Indexed distinct

ASA SQL User's Guide
  Query Optimization and Execution
    Query execution algorithms
      Duplicate elimination

Indexed distinct

The indexed distinct algorithm maintains a work table of the unique rows from the input. As rows are read from the input, an index on the work table is searched to find a previously seen duplicate of the input row. If one is found, the input row is ignored. Otherwise, the input row is inserted into the work table. The work table index is created on all the columns of the SELECT list; in order to improve index performance, a hash expression is included as the first expression. This hash expression is a computed value embodying the values of all the columns in the SELECT list.

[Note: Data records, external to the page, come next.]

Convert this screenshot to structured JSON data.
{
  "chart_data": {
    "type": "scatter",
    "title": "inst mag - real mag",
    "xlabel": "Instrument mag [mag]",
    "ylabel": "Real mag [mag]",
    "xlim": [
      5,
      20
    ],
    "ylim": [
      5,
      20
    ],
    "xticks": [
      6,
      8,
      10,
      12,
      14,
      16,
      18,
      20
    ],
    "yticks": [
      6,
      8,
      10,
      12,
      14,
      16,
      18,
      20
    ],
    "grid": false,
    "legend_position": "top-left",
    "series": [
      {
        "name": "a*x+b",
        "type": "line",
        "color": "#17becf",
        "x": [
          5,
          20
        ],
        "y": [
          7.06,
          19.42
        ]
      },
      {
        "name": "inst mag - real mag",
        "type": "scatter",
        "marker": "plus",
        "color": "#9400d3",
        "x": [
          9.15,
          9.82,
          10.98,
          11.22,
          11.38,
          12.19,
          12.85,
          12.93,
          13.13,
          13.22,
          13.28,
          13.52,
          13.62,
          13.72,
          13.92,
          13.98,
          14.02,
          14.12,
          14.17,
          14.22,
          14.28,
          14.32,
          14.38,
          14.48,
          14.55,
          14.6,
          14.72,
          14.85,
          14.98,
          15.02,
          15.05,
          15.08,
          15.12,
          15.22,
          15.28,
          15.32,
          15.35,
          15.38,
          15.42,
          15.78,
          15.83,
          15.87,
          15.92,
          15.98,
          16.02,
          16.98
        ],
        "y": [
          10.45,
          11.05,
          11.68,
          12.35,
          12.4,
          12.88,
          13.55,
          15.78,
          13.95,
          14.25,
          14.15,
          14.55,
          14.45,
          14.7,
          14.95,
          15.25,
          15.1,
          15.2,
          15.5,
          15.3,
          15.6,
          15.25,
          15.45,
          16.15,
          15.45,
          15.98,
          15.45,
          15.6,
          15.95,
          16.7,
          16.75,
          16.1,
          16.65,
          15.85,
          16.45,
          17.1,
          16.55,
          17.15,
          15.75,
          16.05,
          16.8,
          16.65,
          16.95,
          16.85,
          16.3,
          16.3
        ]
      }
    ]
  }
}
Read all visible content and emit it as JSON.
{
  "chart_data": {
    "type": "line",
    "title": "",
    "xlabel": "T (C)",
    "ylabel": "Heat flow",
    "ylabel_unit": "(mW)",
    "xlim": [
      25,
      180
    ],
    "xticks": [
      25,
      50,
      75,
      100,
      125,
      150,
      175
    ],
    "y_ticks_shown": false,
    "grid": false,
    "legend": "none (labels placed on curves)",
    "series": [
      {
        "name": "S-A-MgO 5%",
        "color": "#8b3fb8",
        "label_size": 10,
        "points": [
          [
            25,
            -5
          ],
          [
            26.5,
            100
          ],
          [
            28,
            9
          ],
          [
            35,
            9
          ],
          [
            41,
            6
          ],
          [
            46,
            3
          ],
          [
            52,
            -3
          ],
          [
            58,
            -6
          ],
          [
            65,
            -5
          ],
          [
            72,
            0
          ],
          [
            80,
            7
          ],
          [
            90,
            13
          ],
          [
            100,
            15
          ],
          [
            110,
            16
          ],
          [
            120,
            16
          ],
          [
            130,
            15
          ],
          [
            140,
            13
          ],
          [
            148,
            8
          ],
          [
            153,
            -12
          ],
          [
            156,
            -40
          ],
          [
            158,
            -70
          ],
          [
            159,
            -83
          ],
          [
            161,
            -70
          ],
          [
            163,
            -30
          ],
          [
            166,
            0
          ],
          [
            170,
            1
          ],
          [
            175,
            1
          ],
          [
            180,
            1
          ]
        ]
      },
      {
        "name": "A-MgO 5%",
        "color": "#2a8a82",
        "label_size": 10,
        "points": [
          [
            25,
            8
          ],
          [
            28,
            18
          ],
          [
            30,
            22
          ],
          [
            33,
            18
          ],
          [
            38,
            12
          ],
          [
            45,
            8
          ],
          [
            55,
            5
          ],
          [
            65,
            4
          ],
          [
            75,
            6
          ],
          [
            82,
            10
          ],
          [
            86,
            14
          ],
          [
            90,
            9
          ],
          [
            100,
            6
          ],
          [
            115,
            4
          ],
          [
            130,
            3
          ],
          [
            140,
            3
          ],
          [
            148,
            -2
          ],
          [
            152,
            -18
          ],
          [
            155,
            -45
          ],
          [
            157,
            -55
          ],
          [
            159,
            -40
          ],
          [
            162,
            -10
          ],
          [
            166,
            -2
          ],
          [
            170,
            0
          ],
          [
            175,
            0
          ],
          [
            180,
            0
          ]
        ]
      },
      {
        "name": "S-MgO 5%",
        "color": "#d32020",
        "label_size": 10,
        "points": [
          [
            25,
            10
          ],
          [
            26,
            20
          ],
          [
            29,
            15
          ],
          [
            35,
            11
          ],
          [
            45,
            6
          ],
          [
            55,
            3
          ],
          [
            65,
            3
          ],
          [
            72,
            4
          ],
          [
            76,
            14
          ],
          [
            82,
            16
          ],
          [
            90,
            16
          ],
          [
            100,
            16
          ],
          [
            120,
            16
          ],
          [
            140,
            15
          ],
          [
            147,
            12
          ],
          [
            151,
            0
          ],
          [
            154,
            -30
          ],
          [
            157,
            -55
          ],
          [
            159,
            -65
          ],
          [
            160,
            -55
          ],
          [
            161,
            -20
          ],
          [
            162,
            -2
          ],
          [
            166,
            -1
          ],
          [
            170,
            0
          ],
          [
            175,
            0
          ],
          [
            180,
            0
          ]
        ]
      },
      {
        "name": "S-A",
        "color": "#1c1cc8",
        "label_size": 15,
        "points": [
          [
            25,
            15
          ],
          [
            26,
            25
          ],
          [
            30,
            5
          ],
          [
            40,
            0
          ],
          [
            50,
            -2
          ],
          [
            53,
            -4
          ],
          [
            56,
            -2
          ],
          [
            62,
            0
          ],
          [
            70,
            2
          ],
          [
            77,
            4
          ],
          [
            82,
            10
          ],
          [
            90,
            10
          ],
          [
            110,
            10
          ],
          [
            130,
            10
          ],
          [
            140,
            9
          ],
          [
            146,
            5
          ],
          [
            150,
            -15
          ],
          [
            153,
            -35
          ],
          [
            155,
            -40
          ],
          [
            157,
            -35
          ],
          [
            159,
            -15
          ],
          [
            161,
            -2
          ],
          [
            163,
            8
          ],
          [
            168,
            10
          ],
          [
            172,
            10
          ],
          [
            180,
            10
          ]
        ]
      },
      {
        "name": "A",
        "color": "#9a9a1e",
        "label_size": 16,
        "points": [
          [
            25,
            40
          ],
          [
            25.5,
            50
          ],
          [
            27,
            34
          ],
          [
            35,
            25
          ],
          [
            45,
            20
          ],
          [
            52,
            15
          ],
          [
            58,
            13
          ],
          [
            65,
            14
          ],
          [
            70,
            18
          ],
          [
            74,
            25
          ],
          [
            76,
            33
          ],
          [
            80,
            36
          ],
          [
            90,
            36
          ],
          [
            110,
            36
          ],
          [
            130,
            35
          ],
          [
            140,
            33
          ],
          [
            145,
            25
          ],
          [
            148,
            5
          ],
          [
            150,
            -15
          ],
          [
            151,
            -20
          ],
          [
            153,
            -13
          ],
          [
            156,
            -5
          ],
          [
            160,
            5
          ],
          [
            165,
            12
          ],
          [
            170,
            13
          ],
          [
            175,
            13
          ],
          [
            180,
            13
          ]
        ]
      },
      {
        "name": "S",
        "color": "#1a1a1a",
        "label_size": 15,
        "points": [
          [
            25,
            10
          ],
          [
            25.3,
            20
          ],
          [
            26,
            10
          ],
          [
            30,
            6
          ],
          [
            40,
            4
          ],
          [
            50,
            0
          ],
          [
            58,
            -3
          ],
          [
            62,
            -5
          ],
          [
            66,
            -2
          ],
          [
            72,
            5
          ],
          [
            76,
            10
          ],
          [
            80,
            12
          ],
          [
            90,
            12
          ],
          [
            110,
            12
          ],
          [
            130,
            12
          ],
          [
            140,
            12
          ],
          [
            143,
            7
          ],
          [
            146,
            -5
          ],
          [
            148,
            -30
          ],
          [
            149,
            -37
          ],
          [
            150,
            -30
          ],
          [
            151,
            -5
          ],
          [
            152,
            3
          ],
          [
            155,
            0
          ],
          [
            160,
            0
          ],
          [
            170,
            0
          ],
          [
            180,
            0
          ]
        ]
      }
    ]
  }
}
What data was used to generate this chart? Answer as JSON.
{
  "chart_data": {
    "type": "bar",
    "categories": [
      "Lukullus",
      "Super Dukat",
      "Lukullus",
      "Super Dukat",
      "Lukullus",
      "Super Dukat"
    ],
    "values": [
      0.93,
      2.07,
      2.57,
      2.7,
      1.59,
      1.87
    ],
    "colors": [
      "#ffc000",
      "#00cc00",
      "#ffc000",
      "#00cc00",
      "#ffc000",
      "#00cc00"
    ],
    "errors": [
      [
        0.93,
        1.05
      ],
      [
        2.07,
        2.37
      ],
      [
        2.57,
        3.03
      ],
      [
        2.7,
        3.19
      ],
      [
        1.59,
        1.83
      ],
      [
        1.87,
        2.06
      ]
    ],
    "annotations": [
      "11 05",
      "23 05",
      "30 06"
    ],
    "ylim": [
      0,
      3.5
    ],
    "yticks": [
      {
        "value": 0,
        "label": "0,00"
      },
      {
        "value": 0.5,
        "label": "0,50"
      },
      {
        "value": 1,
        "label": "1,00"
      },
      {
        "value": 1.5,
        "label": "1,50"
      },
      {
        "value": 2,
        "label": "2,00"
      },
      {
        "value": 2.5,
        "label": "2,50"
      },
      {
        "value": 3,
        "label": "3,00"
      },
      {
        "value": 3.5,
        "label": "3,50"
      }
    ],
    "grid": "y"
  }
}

The indexed distinct method returns distinct rows as they are encountered. This allows it to return the first few rows quickly compared to other duplicate elimination methods. The indexed distinct algorithm only stores two rows in memory at a time, and can work well in extremely low memory situations. However, if the number of distinct rows is large, the execution cost of the indexed distinct algorithm is typically worse than hash distinct. The work table used to store distinct rows may not fit in cache, leading to rereading work table pages many times in a random access pattern.

Since the indexed distinct method uses a work table, it cannot provide fully sensitive semantics; however, it also does not provide fully insensitive semantics, and another work table is required for insensitive cursors.

The indexed distinct method locks the rows of its input.